The Ilushin had climbed steadily up to 39000ft and leveled off. Brigadier Arkady Prokopiev, in command, sitting ahead to Tuz’s left, cleared his throat and flicked the talk button,”Migalovo Center, India Lima Seven Six Tango, approaching Luhansk center. Request permission to descend to flight level one nine zero.”
“India Lulu Seven Six Tango, descend to flight level one nine zero, report and hold. You will have Luhansk center from here in a minute, at five seven two point one, repeat, five seven two point one. Have a nice flight. Over.”
“Khorosho”. The huge transport imperceptibly dipped it’s nose till it leveled off at 19000ft.
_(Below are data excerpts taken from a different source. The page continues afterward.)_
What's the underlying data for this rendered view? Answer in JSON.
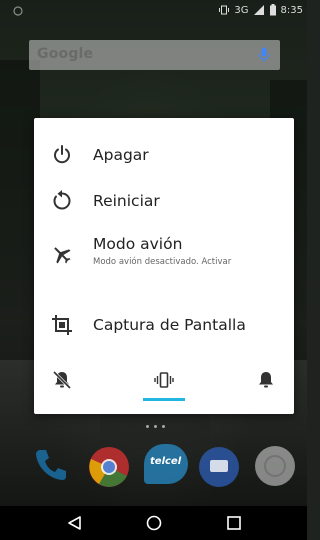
{
  "status_bar": {
    "network": "3G",
    "time": "8:35"
  },
  "search": {
    "logo": "Google"
  },
  "power_menu": {
    "items": [
      {
        "label": "Apagar",
        "icon": "power-icon"
      },
      {
        "label": "Reiniciar",
        "icon": "restart-icon"
      },
      {
        "label": "Modo avión",
        "sublabel": "Modo avión desactivado. Activar",
        "icon": "airplane-icon"
      },
      {
        "label": "Captura de Pantalla",
        "icon": "screenshot-icon"
      }
    ],
    "sound_modes": [
      {
        "name": "silent",
        "icon": "bell-off-icon"
      },
      {
        "name": "vibrate",
        "icon": "vibrate-icon",
        "selected": true
      },
      {
        "name": "sound",
        "icon": "bell-icon"
      }
    ]
  },
  "dock": {
    "apps": [
      {
        "name": "phone",
        "icon": "phone-icon"
      },
      {
        "name": "chrome",
        "icon": "chrome-icon"
      },
      {
        "name": "telcel",
        "label": "telcel",
        "icon": "telcel-icon"
      },
      {
        "name": "messages",
        "icon": "messages-icon"
      },
      {
        "name": "browser",
        "icon": "globe-icon"
      }
    ]
  },
  "colors": {
    "accent": "#22b5e0",
    "dialog_bg": "#ffffff",
    "text": "#222222"
  }
}
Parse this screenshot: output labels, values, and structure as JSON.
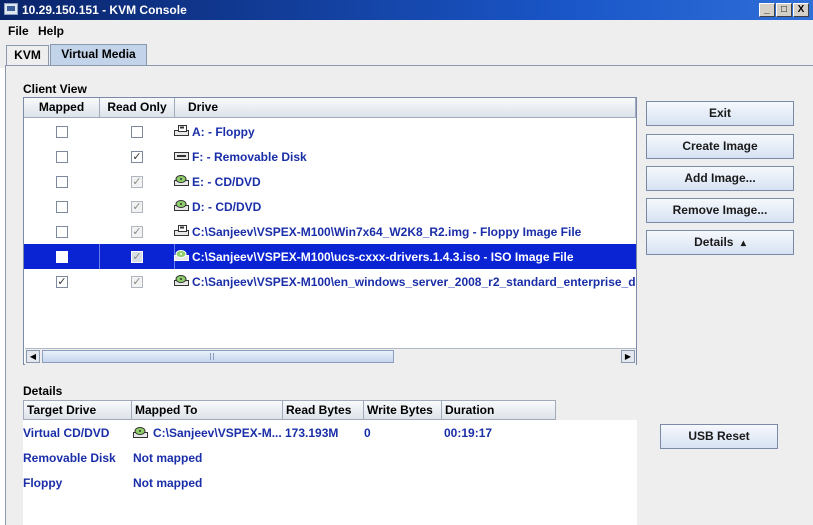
{
  "window": {
    "title": "10.29.150.151 - KVM Console",
    "controls": [
      "_",
      "□",
      "X"
    ]
  },
  "menu": [
    "File",
    "Help"
  ],
  "tabs": [
    {
      "label": "KVM",
      "active": false
    },
    {
      "label": "Virtual Media",
      "active": true
    }
  ],
  "client_view": {
    "label": "Client View",
    "columns": [
      "Mapped",
      "Read Only",
      "Drive"
    ],
    "rows": [
      {
        "mapped": false,
        "read_only": false,
        "read_only_enabled": true,
        "icon": "floppy-drive-icon",
        "drive": "A: - Floppy",
        "selected": false
      },
      {
        "mapped": false,
        "read_only": true,
        "read_only_enabled": true,
        "icon": "removable-disk-icon",
        "drive": "F: - Removable Disk",
        "selected": false
      },
      {
        "mapped": false,
        "read_only": true,
        "read_only_enabled": false,
        "icon": "cd-drive-icon",
        "drive": "E: - CD/DVD",
        "selected": false
      },
      {
        "mapped": false,
        "read_only": true,
        "read_only_enabled": false,
        "icon": "cd-drive-icon",
        "drive": "D: - CD/DVD",
        "selected": false
      },
      {
        "mapped": false,
        "read_only": true,
        "read_only_enabled": false,
        "icon": "floppy-drive-icon",
        "drive": "C:\\Sanjeev\\VSPEX-M100\\Win7x64_W2K8_R2.img - Floppy Image File",
        "selected": false
      },
      {
        "mapped": false,
        "read_only": true,
        "read_only_enabled": false,
        "icon": "cd-drive-icon",
        "drive": "C:\\Sanjeev\\VSPEX-M100\\ucs-cxxx-drivers.1.4.3.iso - ISO Image File",
        "selected": true
      },
      {
        "mapped": true,
        "read_only": true,
        "read_only_enabled": false,
        "icon": "cd-drive-icon",
        "drive": "C:\\Sanjeev\\VSPEX-M100\\en_windows_server_2008_r2_standard_enterprise_d",
        "selected": false
      }
    ]
  },
  "buttons": {
    "exit": "Exit",
    "create_image": "Create Image",
    "add_image": "Add Image...",
    "remove_image": "Remove Image...",
    "details": "Details",
    "details_arrow": "▴",
    "usb_reset": "USB Reset"
  },
  "details": {
    "label": "Details",
    "columns": [
      "Target Drive",
      "Mapped To",
      "Read Bytes",
      "Write Bytes",
      "Duration"
    ],
    "rows": [
      {
        "target": "Virtual CD/DVD",
        "mapped_to": "C:\\Sanjeev\\VSPEX-M...",
        "mapped_icon": "cd-drive-icon",
        "read_bytes": "173.193M",
        "write_bytes": "0",
        "duration": "00:19:17"
      },
      {
        "target": "Removable Disk",
        "mapped_to": "Not mapped",
        "mapped_icon": "",
        "read_bytes": "",
        "write_bytes": "",
        "duration": ""
      },
      {
        "target": "Floppy",
        "mapped_to": "Not mapped",
        "mapped_icon": "",
        "read_bytes": "",
        "write_bytes": "",
        "duration": ""
      }
    ]
  },
  "colors": {
    "selection": "#0a24d4",
    "link_text": "#1a2ea8",
    "title_bar": "#0a246a"
  }
}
Clear of static, the short communication was a practiced and casual drawl, while remaining at the same time, clear and very specific. Between two highly trained, alert men in uniform, one on the ground at the 6955th Aviation Base at Migalovo, 50kms north of Moscow and the other, 8 miles above Ukraine hurtling south at Mach .80. To Strassner listening in, such ebb and flow of radio traffic was familiar, barring the accents of course.
The whistle of the four massive PS-90 turbofans was muffled and Tuz had tuned them out of his hearing pretty soon. The air was turbulence-free. Early mornings, the surface of the earth is cool and so are the layers of the atmosphere touching it. Cooler air has less turbulence. This is something a regular flier experiences. Take an early morning flight and you can be sure it will be a calm ride. Do the same thing in the afternoon and it’ll be bumpier.
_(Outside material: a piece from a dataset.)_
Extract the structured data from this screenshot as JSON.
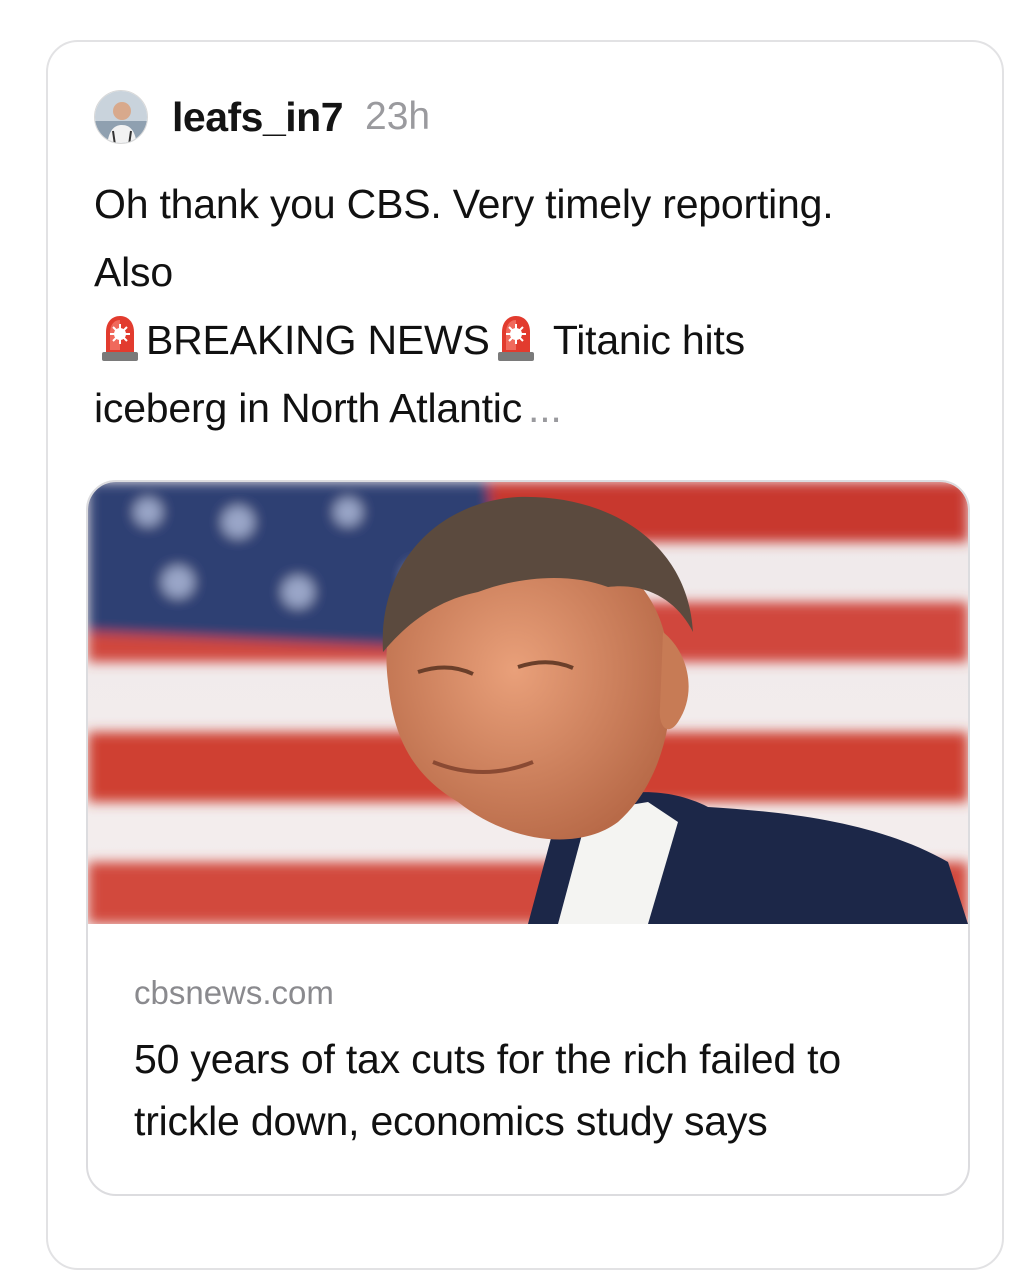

Tuz gazed out the window. Here and there a few lily white wisps of cloud floated by, further above. Far to the east, the land was a barren white expanse, as far as the eye could see. Otherwise the sky was clear blue, visibility unlimited. All seemed right with the world.
Prokopiev pushed his seat back and accepted the mug of coffee that was passed to him by the young payload specialist, Gorky. The Commander gave Strassner a sideways glance, watching him bring his own mug up to his lips.
“So, what’s it like being a commercial pilot, Capt. Strassner?” The Brigadier wanted a conversation going.
“Call me Tuz, please. Flying an airliner? Well, here’s the truth. You don’t have as much time off as your neighbors think you have. You don’t make as much money as your relatives think you make and you don’t have as many girlfriends as your wife thinks you have. Still, I can’t believe they pay me to do this,” Strassner smiled.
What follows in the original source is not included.